Data Migrator - Target Transformation

June 18, 2007, 09:04 AM

Hi,

We are starting to use Data Migrator to develop ETL to populate our new Datawarehouse. I am currently using the DataMigrator included in Develop Studio until the installation of the Iway server is completed.

I want to load a Dimension (SCD1) that have a surrogate key (the primary key) and a natural key (primary key of the source system). In the target transformation I want to able, for each record, to first verify if the record already exists in the target based on the natural key and not the surrogate key (primary key). Secondly, if the record exists (as per the natural key), I want to verify that the non-key columns have changed before performing the update.

I tried to use the Key Matching Logic but it is checking with the primary key.

Thanks,

June 19, 2007, 09:54 AM

Jessica Bottone

Alain, if I'm following you correctly, what you want to do has to be done before you get to the target side of the ETL data flow. The type of data screening you are looking for cannot be done in a target transformation. On the source side of the ETL data flow, I would do a left outer join from your source to the target on the natural key fields, then in the SQL portion of the data flow, add the filtering to only pull the data where the non-key fields between the two tables are different. If you're comfortable writing your own code, another way to approach this would be to do the same thing I described here in a data migrator stored procedure, hold the results in HOLD file, then use the HOLD file as your source. If you're interested in that approach, I can give you more info on that. Good luck.

June 19, 2007, 03:23 PM

AlainD

Jessica, thanks for your feedback. We are just starting here to use Data Migrator and I am the volunter to open the way with ETLs. Our source and target database are both Oracle 9i. For now, I am just trying to load a few dimensions. Later, I will have to load the atomic Fact tables and the aggregated Fact tables. Joining the source and the target on the source side should work great for the small dimensions. For the bigger ones, I am interested about your approach using a DM stored procedure. If you can give me more info on it, it will be very appreciated.
Thanks.

PS. I will try the first technique you described (left outter join) on a small dimension and let you know how it went.

...I tried and the outer join does not work in my case. The source table and the target table are on 2 differents Oracle database. When DM build the SQL for the join, it sends it to the source database for execution and the target table is not found. So it tried instead the following. The first dataflow extract the data from the source table and save it into a flat file. The second dataflow does the left outer join between the flat file and the target table with the filter and populate the target table. It is working but is it a good solution ? Thanks.

This message has been edited. Last edited by: AlainD,

June 20, 2007, 10:07 AM

Jessica Bottone

Alain, I don't believe that having those two Oracle tables be in two different databases should have mattered. I'd like to see the synonyms for both of those (master file description and access file description) as well as the properties for the data adapters.
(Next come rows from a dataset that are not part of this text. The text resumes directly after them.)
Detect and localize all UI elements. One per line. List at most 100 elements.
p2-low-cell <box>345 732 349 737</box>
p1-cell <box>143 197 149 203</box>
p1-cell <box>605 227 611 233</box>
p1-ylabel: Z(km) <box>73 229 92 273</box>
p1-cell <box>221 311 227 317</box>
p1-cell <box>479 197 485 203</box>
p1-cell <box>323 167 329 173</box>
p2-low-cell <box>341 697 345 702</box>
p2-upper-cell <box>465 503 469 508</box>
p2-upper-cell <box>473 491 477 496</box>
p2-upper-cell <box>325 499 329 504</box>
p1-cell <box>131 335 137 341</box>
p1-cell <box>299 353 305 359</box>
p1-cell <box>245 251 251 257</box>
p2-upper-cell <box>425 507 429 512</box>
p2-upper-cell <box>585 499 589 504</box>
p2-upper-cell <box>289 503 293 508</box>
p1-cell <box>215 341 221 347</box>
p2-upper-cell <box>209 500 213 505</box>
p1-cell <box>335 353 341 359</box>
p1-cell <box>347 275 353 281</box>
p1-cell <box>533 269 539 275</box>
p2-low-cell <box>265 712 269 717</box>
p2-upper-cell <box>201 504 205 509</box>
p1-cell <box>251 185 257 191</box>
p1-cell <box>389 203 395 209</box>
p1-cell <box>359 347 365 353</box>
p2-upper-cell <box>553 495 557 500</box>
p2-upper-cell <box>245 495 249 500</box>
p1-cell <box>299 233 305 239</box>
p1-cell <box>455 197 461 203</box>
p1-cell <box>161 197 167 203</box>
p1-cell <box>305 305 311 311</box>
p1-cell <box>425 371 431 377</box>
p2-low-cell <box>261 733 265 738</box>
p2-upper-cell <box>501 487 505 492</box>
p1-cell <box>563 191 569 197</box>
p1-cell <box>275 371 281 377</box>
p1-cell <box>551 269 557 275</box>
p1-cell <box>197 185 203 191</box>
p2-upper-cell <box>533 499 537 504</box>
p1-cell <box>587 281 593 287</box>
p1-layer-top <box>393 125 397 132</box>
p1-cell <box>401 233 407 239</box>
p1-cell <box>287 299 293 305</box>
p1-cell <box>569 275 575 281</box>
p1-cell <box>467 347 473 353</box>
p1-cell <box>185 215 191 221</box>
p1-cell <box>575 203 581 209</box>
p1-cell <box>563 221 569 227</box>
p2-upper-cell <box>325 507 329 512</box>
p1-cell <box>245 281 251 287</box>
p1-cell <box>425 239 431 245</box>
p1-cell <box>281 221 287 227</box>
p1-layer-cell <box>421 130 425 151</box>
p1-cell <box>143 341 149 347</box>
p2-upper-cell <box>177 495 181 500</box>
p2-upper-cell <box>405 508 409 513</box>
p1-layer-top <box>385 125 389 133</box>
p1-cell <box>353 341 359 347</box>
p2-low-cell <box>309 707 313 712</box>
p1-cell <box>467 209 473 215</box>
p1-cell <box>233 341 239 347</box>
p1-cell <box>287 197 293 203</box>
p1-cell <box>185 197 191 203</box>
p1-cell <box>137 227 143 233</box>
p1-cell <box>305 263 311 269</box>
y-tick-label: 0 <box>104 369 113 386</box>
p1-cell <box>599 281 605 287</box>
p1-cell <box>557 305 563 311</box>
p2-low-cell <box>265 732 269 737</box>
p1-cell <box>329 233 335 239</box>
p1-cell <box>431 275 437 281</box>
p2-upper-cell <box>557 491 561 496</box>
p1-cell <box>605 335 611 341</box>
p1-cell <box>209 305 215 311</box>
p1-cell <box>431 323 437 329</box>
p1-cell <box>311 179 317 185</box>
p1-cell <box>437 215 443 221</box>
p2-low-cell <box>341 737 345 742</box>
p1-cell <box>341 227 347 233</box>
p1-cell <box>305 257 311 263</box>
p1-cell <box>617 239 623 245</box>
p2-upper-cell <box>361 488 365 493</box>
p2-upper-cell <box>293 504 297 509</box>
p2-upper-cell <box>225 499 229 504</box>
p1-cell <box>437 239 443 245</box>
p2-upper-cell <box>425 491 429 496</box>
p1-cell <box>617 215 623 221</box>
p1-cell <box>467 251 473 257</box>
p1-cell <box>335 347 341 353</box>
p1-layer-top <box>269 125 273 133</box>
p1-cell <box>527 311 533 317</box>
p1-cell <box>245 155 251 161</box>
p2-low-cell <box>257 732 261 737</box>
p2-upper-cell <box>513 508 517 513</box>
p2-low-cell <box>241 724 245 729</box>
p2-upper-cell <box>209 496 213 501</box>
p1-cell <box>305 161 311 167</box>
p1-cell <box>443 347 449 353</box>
I would have thought that Data Migrator would have seen that they were in two different databases and not generated SQL to try to actually join them together. Just like if you had a DB2 source and an Oracle source, I would have thought it would have sent a request to get the data from one, then sent a separate request to get the data from the other, and then did the join itself back on the server side. Would someone from IBI like to comment on this?

As to what you said about using flat files and was that good solution, if you don't mind two steps and having to create a permanent flat file, I think that's a perfectly fine solution. Some people perfer splitting that kind of thing out and making permanent files that stick around - others do not. So as long as it runs well for you, then just go with what you prefer. What I referred to was doing basiclly exactly like you did, but in one step and where you have a flat file that's permanent, the way I was describing would have had temporary files that went away when the job was done. If you're interested, send me your email address and I'll send you a write up on using stored procedures. Then you can decide which way you like better.

June 21, 2007, 05:23 PM

AlainD

Just to let you know that I retried the same join that was not working, and , without doing any change, it is now working. Like I mentioned previously, I am currently using the Data Migrator included in Dev Studio until our technical team have time to install the Iway server and clients. It looks like the Dev Studio DM might not reliable. I don't know. Other thing that should normally work are also not working. I will wait until I have IWAY before I continue.